Microsoft Corp. continued to investigate the leak of some of the closely-guarded code underlying its Windows 2000 and Windows NT products Friday as a partner company, Mainsoft Corp., responded to allegations that it was the source of the leak.
As computer security experts offered differing opinions on the source and severity of the leak, Microsoft declined to comment on its investigation Friday, but did say its Shared Source Initiative program was not to blame.
“There was no breach of either our internal security or any (security) from our Shared Source Initiative,” Microsoft spokesperson Tom Pilla said Friday.
Microsoft in a statement late Friday repeated that its investigation has shown the code leak was not the result of any breach of its corporate network or internal security, nor is it related to the Shared Source Initiative. The company added that the Government Security Program also is not involved.
Microsoft has called in the U.S. Federal Bureau of Investigation and warns that its source code is copyright protected and protected as a trade secret. “As such, it is illegal to post it, make it available to others, download it or use it. Microsoft will take all appropriate legal actions to protect its intellectual property,” the company said.
Security experts postulated Thursday that the leak may have come from one of the many organizations that signed up for programs under Microsoft’s Shared Source Initiative, under which enterprise users, academics and others can get controlled access to select parts of Microsoft’s source code.
The Government Security Program gives select governments and international organizations controlled access to the source code of several Windows versions.
Source code is computer code in the form of readable lines of text, usually with comments. It can be compiled into programs that can be run but not read. The Windows code on users’ PCs is all compiled code.
Parts of the leaked code reviewed by IDG News Service point to Mainsoft, a San Jose-based Microsoft partner. Microsoft has provided Mainsoft with access to its source code for several years. Mainsoft uses the code to enhance graphics for Unix-based Computer Aided Design/Computer Aided Modeling (CAD/CAM) applications, it said.
One example of a reference to Mainsoft is in a file named “download.cpp.” It contains a statement that the Application Program Interface is not yet implemented by Mainsoft and that it needs an extra check on Unix. Other files also contain similar statements, for use by developers, mixed in with the computer code.

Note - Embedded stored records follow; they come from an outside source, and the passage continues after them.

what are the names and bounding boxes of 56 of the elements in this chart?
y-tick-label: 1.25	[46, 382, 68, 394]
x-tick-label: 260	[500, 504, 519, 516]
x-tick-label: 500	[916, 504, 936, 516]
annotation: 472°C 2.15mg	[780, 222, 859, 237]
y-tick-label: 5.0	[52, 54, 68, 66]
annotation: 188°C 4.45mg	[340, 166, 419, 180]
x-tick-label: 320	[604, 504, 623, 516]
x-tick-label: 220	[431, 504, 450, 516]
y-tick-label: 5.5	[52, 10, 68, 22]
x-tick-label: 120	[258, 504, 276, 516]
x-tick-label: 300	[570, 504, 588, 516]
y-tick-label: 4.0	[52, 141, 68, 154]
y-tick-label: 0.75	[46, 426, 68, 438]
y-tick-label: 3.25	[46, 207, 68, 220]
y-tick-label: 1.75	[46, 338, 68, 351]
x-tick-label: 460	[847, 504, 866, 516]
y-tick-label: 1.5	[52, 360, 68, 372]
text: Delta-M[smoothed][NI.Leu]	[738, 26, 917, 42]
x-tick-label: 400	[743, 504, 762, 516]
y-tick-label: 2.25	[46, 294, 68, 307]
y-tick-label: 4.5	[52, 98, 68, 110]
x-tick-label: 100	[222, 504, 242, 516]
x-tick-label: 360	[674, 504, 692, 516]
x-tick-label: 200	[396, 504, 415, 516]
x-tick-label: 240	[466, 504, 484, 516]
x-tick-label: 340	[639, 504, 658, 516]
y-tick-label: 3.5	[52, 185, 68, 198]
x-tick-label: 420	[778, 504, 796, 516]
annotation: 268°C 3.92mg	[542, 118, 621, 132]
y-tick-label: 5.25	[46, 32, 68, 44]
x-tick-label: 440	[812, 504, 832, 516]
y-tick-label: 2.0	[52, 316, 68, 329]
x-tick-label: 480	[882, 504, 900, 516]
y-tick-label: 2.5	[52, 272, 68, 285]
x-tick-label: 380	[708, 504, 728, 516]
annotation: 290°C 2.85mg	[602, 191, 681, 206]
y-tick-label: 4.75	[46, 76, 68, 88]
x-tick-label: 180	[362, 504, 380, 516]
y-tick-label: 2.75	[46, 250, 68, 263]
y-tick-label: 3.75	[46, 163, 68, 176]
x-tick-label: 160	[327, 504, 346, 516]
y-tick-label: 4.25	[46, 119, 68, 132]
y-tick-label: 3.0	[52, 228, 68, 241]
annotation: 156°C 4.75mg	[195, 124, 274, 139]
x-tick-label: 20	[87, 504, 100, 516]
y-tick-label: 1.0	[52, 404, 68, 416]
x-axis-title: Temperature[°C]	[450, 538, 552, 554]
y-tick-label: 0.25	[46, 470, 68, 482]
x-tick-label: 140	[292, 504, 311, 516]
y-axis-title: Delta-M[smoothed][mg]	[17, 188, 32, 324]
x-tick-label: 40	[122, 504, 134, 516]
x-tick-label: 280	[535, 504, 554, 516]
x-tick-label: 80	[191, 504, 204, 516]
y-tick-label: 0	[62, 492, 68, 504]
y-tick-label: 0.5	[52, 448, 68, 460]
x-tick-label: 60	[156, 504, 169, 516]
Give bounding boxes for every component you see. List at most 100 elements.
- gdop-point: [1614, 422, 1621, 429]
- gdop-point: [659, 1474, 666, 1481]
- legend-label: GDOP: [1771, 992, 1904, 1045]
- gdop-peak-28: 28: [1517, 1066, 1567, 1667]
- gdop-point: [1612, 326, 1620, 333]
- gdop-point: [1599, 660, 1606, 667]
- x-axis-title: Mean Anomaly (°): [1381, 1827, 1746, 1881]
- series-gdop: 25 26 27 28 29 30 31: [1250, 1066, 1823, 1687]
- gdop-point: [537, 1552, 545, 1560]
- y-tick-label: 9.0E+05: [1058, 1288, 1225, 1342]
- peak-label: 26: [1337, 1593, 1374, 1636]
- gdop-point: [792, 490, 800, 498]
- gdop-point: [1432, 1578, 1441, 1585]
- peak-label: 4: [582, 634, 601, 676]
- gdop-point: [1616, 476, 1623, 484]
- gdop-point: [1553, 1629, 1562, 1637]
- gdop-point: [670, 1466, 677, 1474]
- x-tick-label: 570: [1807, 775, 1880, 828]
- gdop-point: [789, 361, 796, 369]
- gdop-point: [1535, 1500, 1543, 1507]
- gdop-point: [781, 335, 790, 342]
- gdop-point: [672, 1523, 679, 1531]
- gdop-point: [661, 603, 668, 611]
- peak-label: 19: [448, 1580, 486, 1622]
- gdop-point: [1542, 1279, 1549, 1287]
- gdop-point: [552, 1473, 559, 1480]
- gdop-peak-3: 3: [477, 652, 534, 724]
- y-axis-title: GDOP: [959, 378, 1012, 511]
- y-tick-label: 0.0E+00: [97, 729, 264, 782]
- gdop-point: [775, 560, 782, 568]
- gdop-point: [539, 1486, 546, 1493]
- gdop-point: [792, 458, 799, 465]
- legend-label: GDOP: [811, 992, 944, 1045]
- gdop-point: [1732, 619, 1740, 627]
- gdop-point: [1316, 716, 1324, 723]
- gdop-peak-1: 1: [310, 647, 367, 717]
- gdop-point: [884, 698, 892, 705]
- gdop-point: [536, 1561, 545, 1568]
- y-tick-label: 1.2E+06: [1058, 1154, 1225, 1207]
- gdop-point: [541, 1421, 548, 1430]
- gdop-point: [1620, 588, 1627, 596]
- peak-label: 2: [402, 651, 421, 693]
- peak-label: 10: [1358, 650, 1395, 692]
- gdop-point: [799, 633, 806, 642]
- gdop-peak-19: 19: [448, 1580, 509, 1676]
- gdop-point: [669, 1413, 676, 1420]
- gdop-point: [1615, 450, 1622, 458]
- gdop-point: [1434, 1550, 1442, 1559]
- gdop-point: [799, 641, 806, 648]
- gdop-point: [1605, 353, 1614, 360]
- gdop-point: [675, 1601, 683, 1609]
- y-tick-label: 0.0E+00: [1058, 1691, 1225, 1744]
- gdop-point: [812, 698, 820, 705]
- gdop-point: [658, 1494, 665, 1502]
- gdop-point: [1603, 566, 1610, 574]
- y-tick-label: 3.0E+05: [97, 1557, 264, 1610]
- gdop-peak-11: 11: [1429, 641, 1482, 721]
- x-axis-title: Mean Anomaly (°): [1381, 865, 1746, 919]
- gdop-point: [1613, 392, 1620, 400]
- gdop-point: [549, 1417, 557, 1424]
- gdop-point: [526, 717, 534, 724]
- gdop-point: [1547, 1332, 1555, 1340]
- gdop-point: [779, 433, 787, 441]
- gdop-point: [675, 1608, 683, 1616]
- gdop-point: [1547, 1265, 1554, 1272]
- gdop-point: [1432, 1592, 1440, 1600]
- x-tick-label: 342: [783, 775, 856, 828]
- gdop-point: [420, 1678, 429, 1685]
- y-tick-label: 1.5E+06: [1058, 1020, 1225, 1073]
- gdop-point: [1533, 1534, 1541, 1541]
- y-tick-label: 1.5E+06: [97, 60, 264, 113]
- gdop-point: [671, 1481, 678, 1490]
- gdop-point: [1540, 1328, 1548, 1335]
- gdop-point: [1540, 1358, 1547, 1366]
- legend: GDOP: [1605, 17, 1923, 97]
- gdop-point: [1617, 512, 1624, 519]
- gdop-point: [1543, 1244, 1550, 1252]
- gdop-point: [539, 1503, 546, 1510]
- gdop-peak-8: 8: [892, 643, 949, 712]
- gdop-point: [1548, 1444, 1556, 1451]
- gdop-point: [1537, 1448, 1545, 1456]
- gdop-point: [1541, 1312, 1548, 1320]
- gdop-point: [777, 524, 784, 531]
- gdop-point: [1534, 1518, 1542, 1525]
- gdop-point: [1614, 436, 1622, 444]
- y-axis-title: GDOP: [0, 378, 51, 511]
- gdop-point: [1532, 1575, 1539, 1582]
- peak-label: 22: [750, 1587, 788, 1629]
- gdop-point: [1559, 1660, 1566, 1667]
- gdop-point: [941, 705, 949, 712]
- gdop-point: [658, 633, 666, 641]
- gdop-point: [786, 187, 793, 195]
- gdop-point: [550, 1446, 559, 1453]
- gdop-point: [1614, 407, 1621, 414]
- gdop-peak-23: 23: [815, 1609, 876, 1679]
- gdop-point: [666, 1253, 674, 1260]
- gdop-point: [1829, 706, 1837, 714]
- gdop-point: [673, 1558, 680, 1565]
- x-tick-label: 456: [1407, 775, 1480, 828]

Mainsoft on Friday said it takes the matter seriously and will cooperate with the inquiry into the source code leak. “Mainsoft recognizes the gravity of the situation. We will cooperate fully with Microsoft and all authorities,” said a company spokesperson reading from a prepared statement from Mike Gullard, Mainsoft chairman of the board.
Microsoft’s Pilla declined to comment on the Mainsoft link, but said the company is not part of Microsoft’s Shared Source Initiative.
Experts cautioned not to jump to conclusions and that a mention of Mainsoft in the code does not mean the company is the source of the leak.
“It does not prove anything. The code could have been edited and it does not prove that they are the leak,” said Ken Dunham, director of malicious code at iDefense Inc. in Reston, Va.
In fact, while examining the leaked code, iDefense found that it likely was first leaked in mid-2001. Somebody subsequently tampered with it before it was spread on the Internet and the leak became public on Thursday, Dunham said.
“We see mixture of clean and somewhat sloppy code that does not look like Microsoft code. It does look like somebody got hold of it and meddled around with it for a while and then it got released into the underground,” he said.
Those who have downloaded the source code claim to have a 200MB compressed file that expands into roughly 600M bytes of code, enough to fit on one CD-ROM. Microsoft has not commented on what source code was leaked, but iDefense and others say it includes parts of the Windows kernel, the core of the operating system.
“This puts the blueprints in the hands of the enemy and that is the worst thing you want to do in a war with the attackers on the Internet. Now they will take that code and rip it up, debug it and exploit it,” iDefense’s Dunham said.
The code gives malicious hackers an unfiltered look at the underlying code for some parts of the Windows operating system. Depending on what parts of are available, the leak could pose a serious security risk, said Stuart McClure, president and chief technology officer of security company Foundstone Inc.
Experts who looked at what appear to be directory listings of the packages of Windows 2000 and Windows NT source code said Thursday that the listings represent source code for network protocols, parts of Internet Explorer, certificate handling as well as the Windows kernel.
But Russ Cooper, Surgeon General of TruSecure Corp. and moderator of the NTBugtraq online discussion list said having source code files doesn’t necessarily make it easier to design attacks against Microsoft’s operating system.
“You can try to read the source code and see where the vulnerabilities lie, but you have to understand the programming technique, and that’s a lot harder to do than watching the way compiled programs respond to different attacks,” he said.
Not only does the breach of the Windows source code — a mix of assembler, C and C++ code — potentially expose users to an increase in cyberattacks, it also means that Microsoft’s closely guarded intellectual property is now out in the open. The company has spent millions of dollars on developing Windows.
Windows 2000 and Windows NT are older Microsoft products but are still widely used, mostly by enterprise users. The products also form the basis of the current Windows XP operating system.